Simplify the expression using exponent rules.
$-\frac{12b^{11}}{4b^7}$

$-3b^{18}$

$-3b^{-18}$

$-3b^4$

$-3b^{-4}$

Verified step by step guidance

Start by simplifying the fraction $ \frac{-12b^{11}}{4b^7} $. Use the quotient rule for exponents, which states $ \frac{a^m}{a^n} = a^{m-n} $. Apply this rule to the expression.

Divide the coefficients: $ \frac{-12}{4} = -3 $. Then, apply the exponent rule to the variable part: $ b^{11-7} = b^4 $. This simplifies the fraction to $ -3b^4 $.

Next, consider the expression $ -3b^{18} $. This part does not need simplification as it is already in its simplest form.

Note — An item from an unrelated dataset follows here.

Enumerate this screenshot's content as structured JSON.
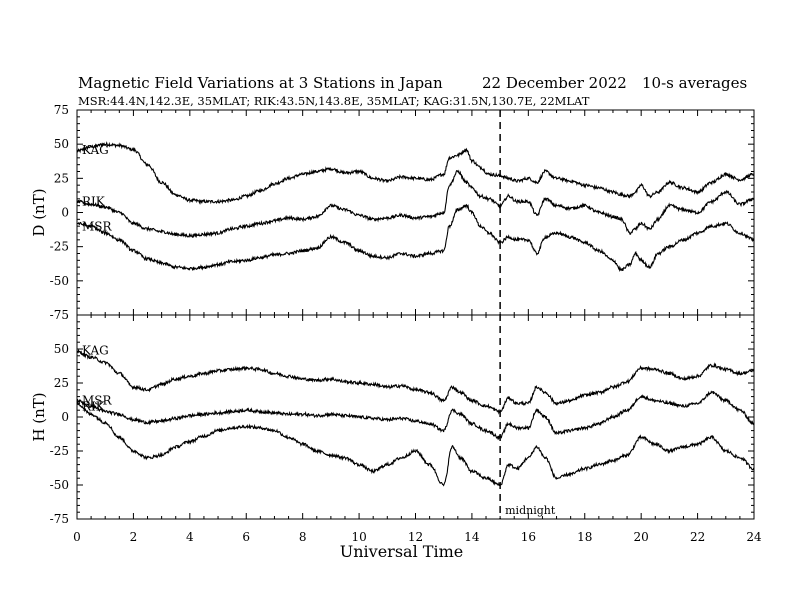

Now, look at $ -3b^{-18} $. The negative exponent rule states $ a^{-n} = \frac{1}{a^n} $. Therefore, $ -3b^{-18} $ can be rewritten as $ -\frac{3}{b^{18}} $.

Combine the simplified expressions: $ -3b^4 $, $ -3b^{18} $, and $ -\frac{3}{b^{18}} $. The problem asks for the simplified form, which is $ -3b^4 $ or $ -3b^{-4} $ depending on the context of the problem.